With the economy either on the sunny side of the street or a godforsaken mess, all eyes will fall this week on Disney, which is due to report fiscal second-quarter earnings after the stock market closes today.
As Goofy goes, so goes America — or so the media seem to think. Whenever the economy is throwing out mixed signals and the financial talking heads are running wild, many tend to look to Disney
to settle the issue. As a result, we get headlines about how Disney determines all — like this one from Daily Finance: “Disney’s Earnings Signal Good News for the Economy.” Or admonitions, like this one from the Financial Times, to read Disney for “recessionary pressure.”
Got that? Whether it’s good or bad coming our way, Disney is an omen and portent for all.
Take that to the Burbank.
Actually, it is probably time to take a breath and reconsider what, if anything, the diversified, international, luck-of-the-hit-film-draw Disney says about the larger state of the economy. For its fiscal second quarter, Disney is expected to report 97 cents a share on revenues of $11.23 billion, according to Zacks, robust increases of 23% and 6%, respectively, compared with a year earlier.
As a backdrop, you need to factor in last week, which, from a macro-economic perspective, could not have been more confounding. GDP was a total horror show, while job growth appeared to be scooting along nicely, at least on the surface.
To quote Macbeth, “so foul and fair a week of economic news I have not seen.”
That means the media are going to lean on Disney even more heavily, especially with few others reporting this week that can be seen as a proxy for America itself. There is Whole Foods
and Ralph Lauren
but they represent only the pretentious twerp sector of the economy. Pfizer
disappointed yesterday, but isn’t dependent on the economy anyway. And “as SolarCity
or Keurig Green Mountain
goes, so goes America,” just doesn’t have a ring to it.
It will be Disney, for better or worse. Actually: worse. For several reasons, it flouts good reason to see Disney as a tell for the entire American economy.
– Film. One year’s “Wreck-It Ralph” bomb is another year’s “Frozen” hit. In Disney’s first quarter, which ended Dec. 28, the animated musical, which I refuse to see in silent protest of the song “Let It Go,” drove a 75% increase in operating income for the company’s movie division. Movies float on the tide of hunches, not economic waves.
– International. From parks in Paris, Hong Kong and Japan to entertainment consumers all over the world, Disney business is, to say the least, hardly contained to America. The influences on its bottom line are quite a mosaic, and getting more so by the day. Its Shanghai theme park is due to open next year.
– Performance in recessions. Even Disney’s parks — which, on the surface, seem the most economically sensitive of their myriad of endeavors — are hard to figure. At times during the past economic crisis, the parks, counterintuitively, do better for a time as people downgrade from fancier, international vacations.
Even its broadcast division, which threw off $1.28 billion in operating income during the first quarter, is hard to correlate directly to the economy.
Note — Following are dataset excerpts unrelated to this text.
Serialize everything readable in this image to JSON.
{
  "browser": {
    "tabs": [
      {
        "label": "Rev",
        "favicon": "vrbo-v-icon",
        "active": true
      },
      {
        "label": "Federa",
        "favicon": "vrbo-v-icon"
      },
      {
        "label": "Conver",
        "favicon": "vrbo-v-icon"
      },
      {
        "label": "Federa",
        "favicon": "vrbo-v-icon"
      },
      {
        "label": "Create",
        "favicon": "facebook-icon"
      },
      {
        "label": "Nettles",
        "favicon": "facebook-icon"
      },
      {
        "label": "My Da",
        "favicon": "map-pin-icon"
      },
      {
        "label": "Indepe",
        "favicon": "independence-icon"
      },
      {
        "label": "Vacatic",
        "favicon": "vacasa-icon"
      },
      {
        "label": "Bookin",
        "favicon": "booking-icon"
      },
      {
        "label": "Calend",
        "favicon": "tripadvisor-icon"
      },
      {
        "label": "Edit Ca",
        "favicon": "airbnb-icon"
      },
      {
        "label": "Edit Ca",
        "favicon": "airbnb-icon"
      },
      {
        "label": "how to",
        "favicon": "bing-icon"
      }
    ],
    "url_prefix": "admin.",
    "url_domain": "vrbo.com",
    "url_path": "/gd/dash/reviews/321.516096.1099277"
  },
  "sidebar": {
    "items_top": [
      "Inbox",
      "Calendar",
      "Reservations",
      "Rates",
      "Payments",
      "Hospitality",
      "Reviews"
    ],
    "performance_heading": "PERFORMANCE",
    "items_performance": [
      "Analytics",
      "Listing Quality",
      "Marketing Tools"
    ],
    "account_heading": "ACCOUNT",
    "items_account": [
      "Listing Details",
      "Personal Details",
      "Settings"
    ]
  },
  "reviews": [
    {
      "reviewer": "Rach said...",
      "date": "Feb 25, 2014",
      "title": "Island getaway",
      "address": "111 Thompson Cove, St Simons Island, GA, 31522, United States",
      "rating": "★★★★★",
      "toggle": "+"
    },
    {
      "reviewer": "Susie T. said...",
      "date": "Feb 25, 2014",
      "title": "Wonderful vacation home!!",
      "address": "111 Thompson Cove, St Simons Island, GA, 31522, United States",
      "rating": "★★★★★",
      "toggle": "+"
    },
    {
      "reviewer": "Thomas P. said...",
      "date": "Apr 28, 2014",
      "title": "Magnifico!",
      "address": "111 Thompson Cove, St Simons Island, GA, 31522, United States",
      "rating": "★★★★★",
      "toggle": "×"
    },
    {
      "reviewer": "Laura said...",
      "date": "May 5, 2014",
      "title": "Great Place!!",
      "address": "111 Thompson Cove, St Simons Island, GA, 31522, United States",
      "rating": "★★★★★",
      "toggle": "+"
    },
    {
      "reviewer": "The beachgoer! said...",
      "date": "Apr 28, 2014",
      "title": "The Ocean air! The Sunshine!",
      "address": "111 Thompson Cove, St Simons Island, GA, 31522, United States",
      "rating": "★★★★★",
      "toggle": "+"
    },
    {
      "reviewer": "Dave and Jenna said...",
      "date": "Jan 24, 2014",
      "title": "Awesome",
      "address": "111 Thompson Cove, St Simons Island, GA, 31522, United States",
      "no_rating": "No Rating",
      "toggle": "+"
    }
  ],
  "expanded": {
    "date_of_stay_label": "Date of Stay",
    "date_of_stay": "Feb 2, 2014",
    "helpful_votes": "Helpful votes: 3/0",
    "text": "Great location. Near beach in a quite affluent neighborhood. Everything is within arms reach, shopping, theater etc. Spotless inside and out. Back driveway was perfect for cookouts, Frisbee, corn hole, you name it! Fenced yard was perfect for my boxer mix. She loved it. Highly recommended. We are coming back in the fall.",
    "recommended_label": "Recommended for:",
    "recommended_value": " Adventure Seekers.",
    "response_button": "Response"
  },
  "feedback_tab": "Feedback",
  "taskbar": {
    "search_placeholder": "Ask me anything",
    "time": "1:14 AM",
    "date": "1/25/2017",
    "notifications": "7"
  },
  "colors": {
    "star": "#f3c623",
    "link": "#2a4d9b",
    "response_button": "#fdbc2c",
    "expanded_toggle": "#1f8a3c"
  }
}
Sports viewing is relatively evergreeen, and ESPN is doing quite well, while ABC, a rusty old network in the Age of Netflix
will probably be troubled going forward under any economic circumstance.
– Recent pattern. Disney has exceeded expectations in the past four quarters, so any strength probably says more about its condition than any short-term lurch in economic fortunes. Weakness might be a bit more telling but, even there, consensus estimates have risen from 94 cents in the past three months, which means that any moderate weakness cannot be viewed outside the context of the expectations game.
So what does it all mean? That’s an easy one. When Disney reports earnings and the media tell you the results say everything, just Let It Go.